The significant part about diversification is that you stand a better chance to earn a little more than you would have, had you stuck only to one asset. Diversification mainly helps in smoothening out returns.
For instance, when the equity market is heading southwards, you can still rely on other assets like rental income or gold to generate some liquidity. Likewise, when fixed deposits are not offering inflation beating rates, you can invest in long term in equities via MFs and earn the required returns.
When it comes to Mutual Funds, investors usually tend to over-diversify. Many investors end up buying into more than one mutual fund scheme in any one category. Fund managers typically have more than one security in the mutual fund.
Choose funds as per your needs i.e. plan in advance with time horizons and objectives assigned to your investment. For an ordinary individual investing in two Long Term Equity and Two Multi-cap funds should be enough to align to specific long-term objectives such as Planning for future educational expenses of children, Retirement Planning.
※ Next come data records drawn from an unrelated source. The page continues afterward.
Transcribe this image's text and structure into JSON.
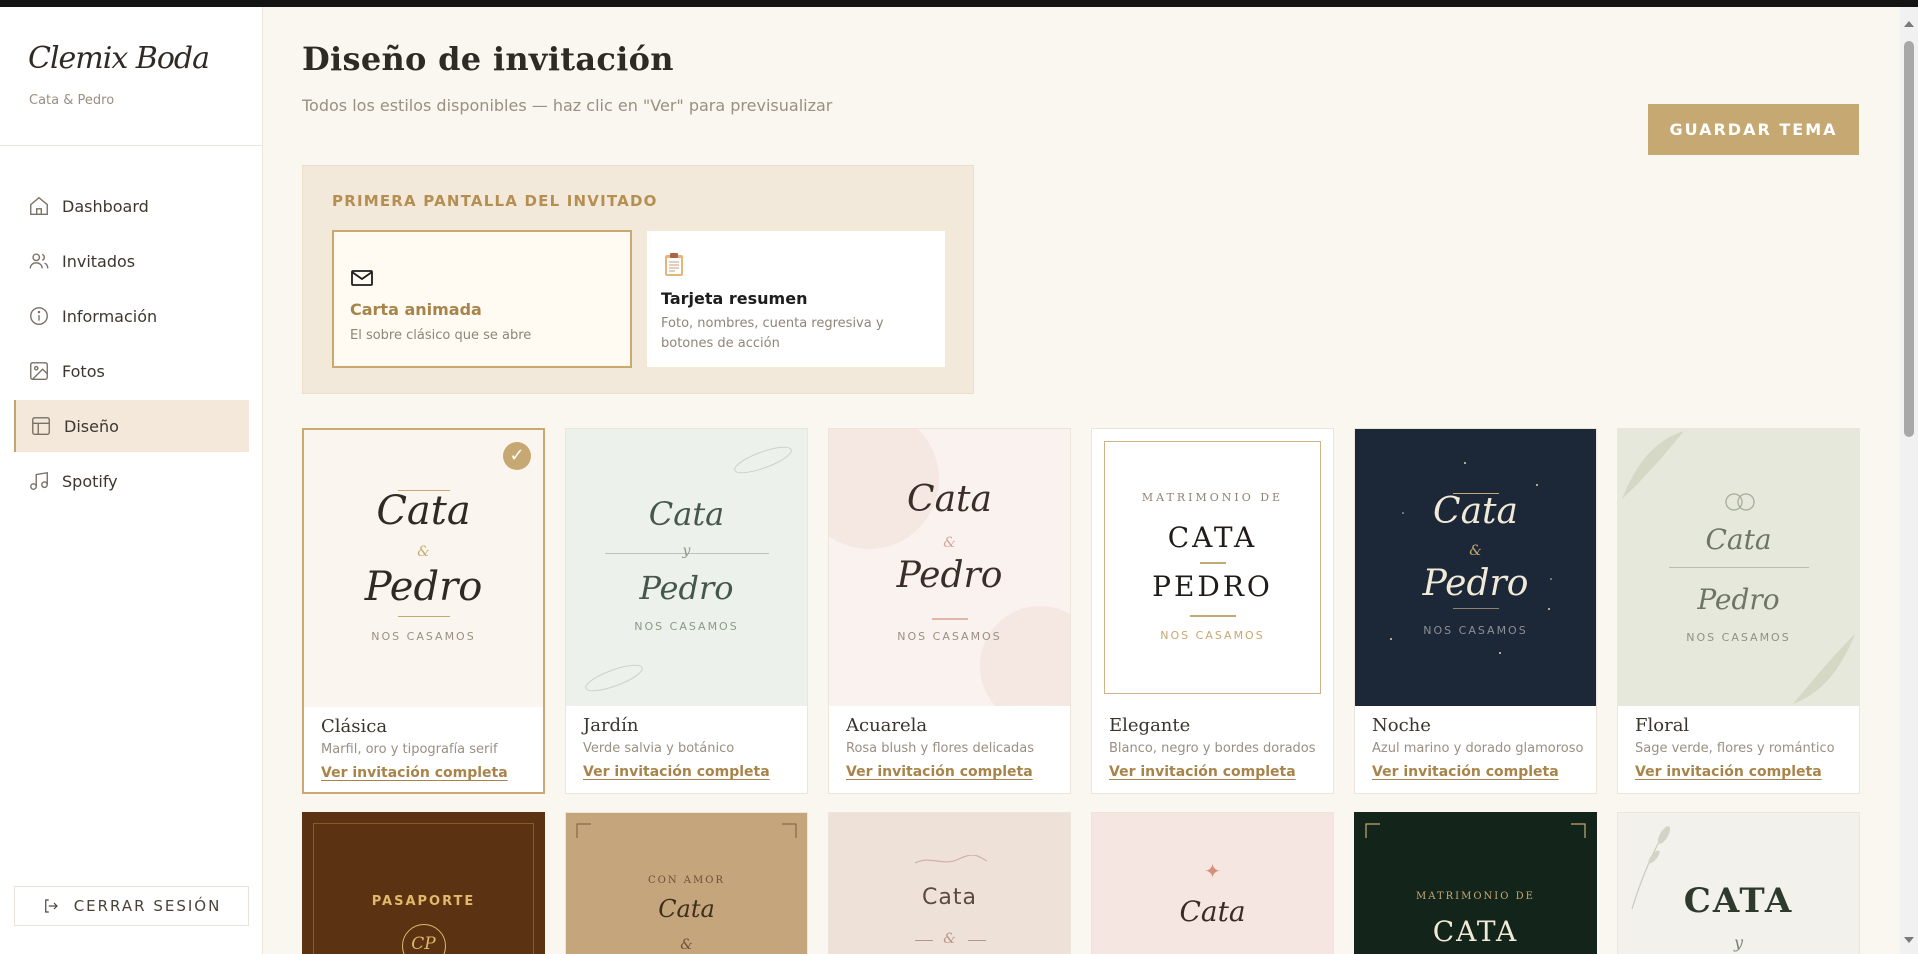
{
  "brand": {
    "name": "Clemix Boda",
    "couple": "Cata & Pedro"
  },
  "nav": [
    {
      "label": "Dashboard",
      "icon": "home-icon"
    },
    {
      "label": "Invitados",
      "icon": "users-icon"
    },
    {
      "label": "Información",
      "icon": "info-icon"
    },
    {
      "label": "Fotos",
      "icon": "image-icon"
    },
    {
      "label": "Diseño",
      "icon": "layout-icon",
      "active": true
    },
    {
      "label": "Spotify",
      "icon": "music-icon"
    }
  ],
  "logout_label": "CERRAR SESIÓN",
  "header": {
    "title": "Diseño de invitación",
    "subtitle": "Todos los estilos disponibles — haz clic en \"Ver\" para previsualizar",
    "save_label": "GUARDAR TEMA"
  },
  "first_screen": {
    "title": "PRIMERA PANTALLA DEL INVITADO",
    "options": [
      {
        "name": "Carta animada",
        "desc": "El sobre clásico que se abre",
        "selected": true
      },
      {
        "name": "Tarjeta resumen",
        "desc": "Foto, nombres, cuenta regresiva y botones de acción",
        "selected": false
      }
    ]
  },
  "theme_link_label": "Ver invitación completa",
  "themes": [
    {
      "name": "Clásica",
      "desc": "Marfil, oro y tipografía serif",
      "selected": true,
      "preview": {
        "line1": "Cata",
        "amp": "&",
        "line2": "Pedro",
        "tag": "NOS CASAMOS"
      }
    },
    {
      "name": "Jardín",
      "desc": "Verde salvia y botánico",
      "preview": {
        "line1": "Cata",
        "amp": "y",
        "line2": "Pedro",
        "tag": "NOS CASAMOS"
      }
    },
    {
      "name": "Acuarela",
      "desc": "Rosa blush y flores delicadas",
      "preview": {
        "line1": "Cata",
        "amp": "&",
        "line2": "Pedro",
        "tag": "NOS CASAMOS"
      }
    },
    {
      "name": "Elegante",
      "desc": "Blanco, negro y bordes dorados",
      "preview": {
        "top": "MATRIMONIO DE",
        "line1": "CATA",
        "line2": "PEDRO",
        "tag": "NOS CASAMOS"
      }
    },
    {
      "name": "Noche",
      "desc": "Azul marino y dorado glamoroso",
      "preview": {
        "line1": "Cata",
        "amp": "&",
        "line2": "Pedro",
        "tag": "NOS CASAMOS"
      }
    },
    {
      "name": "Floral",
      "desc": "Sage verde, flores y romántico",
      "preview": {
        "line1": "Cata",
        "line2": "Pedro",
        "tag": "NOS CASAMOS"
      }
    }
  ],
  "themes_row2": [
    {
      "line1": "PASAPORTE",
      "monogram": "CP"
    },
    {
      "top": "CON AMOR",
      "line1": "Cata",
      "amp": "&"
    },
    {
      "line1": "Cata",
      "amp": "&"
    },
    {
      "line1": "Cata"
    },
    {
      "top": "MATRIMONIO DE",
      "line1": "CATA"
    },
    {
      "line1": "CATA",
      "amp": "y"
    }
  ],
  "colors": {
    "gold": "#c5a872",
    "accent_text": "#a8844a",
    "active_nav_bg": "#f3e8d9"
  }
}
Do not invest blindly in Mutual funds
Choose funds as per your needs i.e. plan in advance with time horizons and objectives assigned to your investment. For an ordinary individual investing in two Long Term Equity and Two Multi-cap funds should be enough to align to specific long-term objectives such as Planning for future educational expenses of children, Retirement Planning. One can also consider investing in a fund that has exposure to international stocks for getting some geographical diversification over the long term and midcaps if the horizon is long enough.
One or two debt funds will help take care of short-term obligations and building an emergency corpus.
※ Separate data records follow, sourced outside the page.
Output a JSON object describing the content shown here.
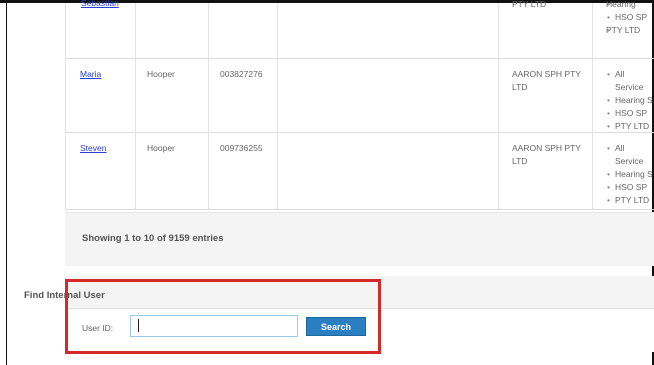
{
  "table": {
    "rows": [
      {
        "first_name": "Sebastian",
        "last_name": "",
        "user_id": "",
        "company": "PTY LTD",
        "orgs": [
          "Hearing",
          "HSO SP",
          "PTY LTD"
        ]
      },
      {
        "first_name": "Maria",
        "last_name": "Hooper",
        "user_id": "003827276",
        "company": "AARON SPH PTY LTD",
        "orgs": [
          "All Service",
          "Hearing S",
          "HSO SP",
          "PTY LTD"
        ]
      },
      {
        "first_name": "Steven",
        "last_name": "Hooper",
        "user_id": "009736255",
        "company": "AARON SPH PTY LTD",
        "orgs": [
          "All Service",
          "Hearing S",
          "HSO SP",
          "PTY LTD"
        ]
      }
    ]
  },
  "info": {
    "text": "Showing 1 to 10 of 9159 entries"
  },
  "find_internal_user": {
    "title": "Find Internal User",
    "label": "User ID:",
    "input_value": "",
    "button_label": "Search"
  },
  "colors": {
    "highlight": "#d42a2a",
    "button": "#2a7fc1",
    "link": "#2a3fd6"
  }
}
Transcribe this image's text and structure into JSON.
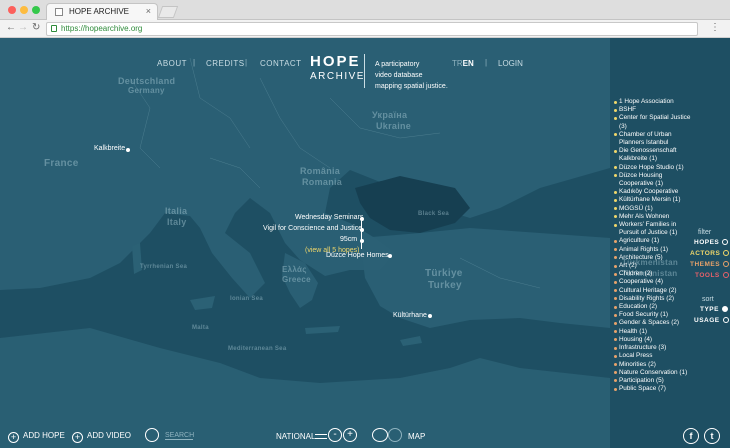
{
  "browser": {
    "tab_title": "HOPE ARCHIVE",
    "url": "https://hopearchive.org"
  },
  "nav": {
    "about": "ABOUT",
    "credits": "CREDITS",
    "contact": "CONTACT",
    "sep": "|",
    "lang_tr": "TR",
    "lang_en": "EN",
    "login": "LOGIN"
  },
  "logo": {
    "line1": "HOPE",
    "line2": "ARCHIVE",
    "tagline1": "A participatory",
    "tagline2": "video database",
    "tagline3": "mapping spatial justice."
  },
  "map_labels": {
    "deutschland": "Deutschland",
    "germany": "Germany",
    "france": "France",
    "romania": "România",
    "romania_en": "Romania",
    "ukraine_ua": "Україна",
    "ukraine": "Ukraine",
    "italia": "Italia",
    "italy": "Italy",
    "black_sea": "Black Sea",
    "turkiye": "Türkiye",
    "turkey": "Turkey",
    "hellas": "Ελλάς",
    "greece": "Greece",
    "tyrrhenian": "Tyrrhenian Sea",
    "ionian": "Ionian Sea",
    "mediterranean": "Mediterranean Sea",
    "malta": "Malta",
    "turkmenistan": "Türkmenistan",
    "turkmenistan_en": "Turkmenistan"
  },
  "points": {
    "kalkbreite": "Kalkbreite",
    "wednesday": "Wednesday Seminars",
    "vigil": "Vigil for Conscience and Justice",
    "c95": "95cm",
    "view_all": "(view all 5 hopes)",
    "duzce": "Düzce Hope Homes",
    "kulturhane": "Kültürhane"
  },
  "actors": [
    "1 Hope Association",
    "BSHF",
    "Center for Spatial Justice (3)",
    "Chamber of Urban Planners Istanbul",
    "Die Genossenschaft Kalkbreite (1)",
    "Düzce Hope Studio (1)",
    "Düzce Housing Cooperative (1)",
    "Kadıköy Cooperative",
    "Kültürhane Mersin (1)",
    "MGGSÜ (1)",
    "Mehr Als Wohnen",
    "Workers' Families in Pursuit of Justice (1)"
  ],
  "themes": [
    "Agriculture (1)",
    "Animal Rights (1)",
    "Architecture (5)",
    "Art (2)",
    "Children (2)",
    "Cooperative (4)",
    "Cultural Heritage (2)",
    "Disability Rights (2)",
    "Education (2)",
    "Food Security (1)",
    "Gender & Spaces (2)",
    "Health (1)",
    "Housing (4)",
    "Infrastructure (3)",
    "Local Press",
    "Minorities (2)",
    "Nature Conservation (1)",
    "Participation (5)",
    "Public Space (7)"
  ],
  "filter": {
    "title": "filter",
    "hopes": "HOPES",
    "actors": "ACTORS",
    "themes": "THEMES",
    "tools": "TOOLS",
    "colors": {
      "hopes": "#ffffff",
      "actors": "#f0d76a",
      "themes": "#e8a26a",
      "tools": "#e8606a"
    }
  },
  "sort": {
    "title": "sort",
    "type": "TYPE",
    "usage": "USAGE"
  },
  "bottom": {
    "add_hope": "ADD HOPE",
    "add_video": "ADD VIDEO",
    "search": "SEARCH",
    "national": "NATIONAL",
    "zoom_out": "-",
    "zoom_in": "+",
    "map": "MAP",
    "facebook": "f",
    "twitter": "t"
  }
}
It is essential that one keeps tabs on their performances as well. One will find it challenging to track performances and generate value as would have repetition in product portfolios if one has invested in too many funds. A balanced portfolio comprising of mutual funds will ideally have exposure to equity and debt based on individual goals.
This is a tough call. Land might never depreciate, but buildings do. Property Law evolves periodically. Consolidating real estate is a good idea, especially if one holds titles to multiple properties, and those are sitting idle.
At the end of the day, a property given out on rent is an asset, but one where you stay is a liability. Plus, maintaining the same has a cost to it. One should hence consider selling or renting out properties apart from the one where one is residing to make the most of them.
While the yellow metal is always in demand, it is best to invest in the same using Gold Mutual Funds, Gold ETF’s and Sovereign Gold Bonds. One can buy physical gold for personal consumption purposes in the form of jewellery.
Fixed income Instruments
Term Deposits, PPF, Tax Saving FD’s, Savings Bank Accounts are good to protect initial capital, but do not offer inflation-beating returns.
A Liquid Fund can deliver better rates on capital than one’s savings account and offer liquidity as well. Savings accounts also come with their minimum balance criteria; two savings accounts are enough for one person, one that is used for investments and the other for expenses.
Experts recommend taking a goal-based financial planning approach to obtain better results on investments, and diversification certainly helps.
It is a good idea to periodically review one’s investments as goals are revised or fulfilled. Diversification can be a friend when planned and an enemy when unclear.